From A Producer To A Global Superstar
Chapter 558: LUNA IS BACK 2
The next morning, JD Records Headquarters.
The executive floor was unusually peaceful, the calm before a storm that none of them knew was approaching. The morning light streamed through floor-to-ceiling windows, casting long rectangles of gold across polished floors and modern furniture. Executives moved through hallways with coffee cups and tablets, conversations muted and professional, the rhythm of a typical Tuesday establishing itself.
At least until Dayo walked into the building.
Because ten minutes later, every major executive had received the same message on their phones, the notification stark and unexplained:
**Conference Room. Immediately.**
No explanation.
No details.
Just an instruction.
Which naturally caused panic after all since they have known Dayo he rarely says something like this in normal circumstance.
Wayne arrived first, his expression a mixture of concern and curiosity, his mind already cycling through possible disasters.

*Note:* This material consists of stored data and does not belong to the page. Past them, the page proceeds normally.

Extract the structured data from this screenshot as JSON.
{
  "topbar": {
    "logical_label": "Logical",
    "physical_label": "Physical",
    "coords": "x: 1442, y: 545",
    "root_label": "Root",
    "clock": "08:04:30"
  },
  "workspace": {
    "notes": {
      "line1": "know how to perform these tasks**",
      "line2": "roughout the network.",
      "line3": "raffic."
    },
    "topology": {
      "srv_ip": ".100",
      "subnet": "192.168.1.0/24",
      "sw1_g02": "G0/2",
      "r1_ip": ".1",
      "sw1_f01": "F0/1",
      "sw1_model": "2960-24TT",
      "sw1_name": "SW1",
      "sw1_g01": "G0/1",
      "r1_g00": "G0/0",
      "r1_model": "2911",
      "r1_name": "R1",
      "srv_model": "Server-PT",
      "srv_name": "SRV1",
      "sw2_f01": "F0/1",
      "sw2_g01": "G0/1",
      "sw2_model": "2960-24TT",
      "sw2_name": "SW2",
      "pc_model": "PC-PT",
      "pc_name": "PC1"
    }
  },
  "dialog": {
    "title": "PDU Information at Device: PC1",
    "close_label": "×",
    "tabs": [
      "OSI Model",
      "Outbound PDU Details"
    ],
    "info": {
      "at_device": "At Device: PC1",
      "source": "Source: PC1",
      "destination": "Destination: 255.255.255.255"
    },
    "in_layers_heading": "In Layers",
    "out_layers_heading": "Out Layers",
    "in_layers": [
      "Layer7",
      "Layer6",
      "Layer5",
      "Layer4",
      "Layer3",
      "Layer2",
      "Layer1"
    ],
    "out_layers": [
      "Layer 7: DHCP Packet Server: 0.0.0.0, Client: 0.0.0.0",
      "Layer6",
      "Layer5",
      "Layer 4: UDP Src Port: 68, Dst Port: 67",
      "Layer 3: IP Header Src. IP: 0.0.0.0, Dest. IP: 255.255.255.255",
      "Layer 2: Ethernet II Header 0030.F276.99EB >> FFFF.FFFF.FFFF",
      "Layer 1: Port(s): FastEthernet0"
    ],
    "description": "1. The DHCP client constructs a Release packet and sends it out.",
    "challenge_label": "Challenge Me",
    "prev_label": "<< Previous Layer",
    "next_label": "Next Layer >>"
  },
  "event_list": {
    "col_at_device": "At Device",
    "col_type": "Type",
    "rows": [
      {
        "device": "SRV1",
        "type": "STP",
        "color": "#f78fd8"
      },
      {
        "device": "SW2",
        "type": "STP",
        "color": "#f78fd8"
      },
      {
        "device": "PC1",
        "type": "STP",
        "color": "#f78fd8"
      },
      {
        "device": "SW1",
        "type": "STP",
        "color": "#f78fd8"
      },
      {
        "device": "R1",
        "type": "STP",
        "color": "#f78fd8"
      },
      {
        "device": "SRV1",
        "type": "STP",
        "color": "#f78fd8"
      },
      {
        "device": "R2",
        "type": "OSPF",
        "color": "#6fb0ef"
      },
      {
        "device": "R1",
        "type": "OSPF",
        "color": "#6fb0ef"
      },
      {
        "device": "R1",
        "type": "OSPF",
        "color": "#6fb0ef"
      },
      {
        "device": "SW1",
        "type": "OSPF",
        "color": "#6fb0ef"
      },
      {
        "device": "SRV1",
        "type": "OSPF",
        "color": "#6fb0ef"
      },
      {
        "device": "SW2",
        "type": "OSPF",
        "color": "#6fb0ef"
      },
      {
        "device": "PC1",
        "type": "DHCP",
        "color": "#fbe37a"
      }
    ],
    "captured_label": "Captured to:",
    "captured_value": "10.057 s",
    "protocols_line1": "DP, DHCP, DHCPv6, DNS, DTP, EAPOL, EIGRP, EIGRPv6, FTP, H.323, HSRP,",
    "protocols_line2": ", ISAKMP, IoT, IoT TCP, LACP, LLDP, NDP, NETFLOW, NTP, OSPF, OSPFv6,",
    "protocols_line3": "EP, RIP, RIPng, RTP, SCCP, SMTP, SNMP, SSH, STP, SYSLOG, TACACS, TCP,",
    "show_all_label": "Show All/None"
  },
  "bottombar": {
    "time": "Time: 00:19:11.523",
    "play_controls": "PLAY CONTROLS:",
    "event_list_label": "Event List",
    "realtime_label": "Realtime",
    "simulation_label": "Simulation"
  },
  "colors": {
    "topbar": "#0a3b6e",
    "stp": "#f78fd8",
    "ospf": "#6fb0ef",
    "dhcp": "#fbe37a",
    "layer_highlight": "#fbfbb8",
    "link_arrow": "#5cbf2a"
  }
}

He burst through the conference room doors with the energy of a man prepared for bad news, his tie slightly askew, his coffee still steaming in one hand. "What happened? Who died?"
Alice arrived seconds behind him, her tablet clutched in one hand, her eyes scanning for information that wasn’t yet available, her professional mask firmly in place but her fingers tapping against her screen with nervous energy. Then Valerie, composed but alert, her posture perfect, her eyes sharp, her professional instincts sensing something significant in the unusual summons. Then several senior executives, each one arriving with questions that no one could answer, the room filling with murmured speculation and worried glances.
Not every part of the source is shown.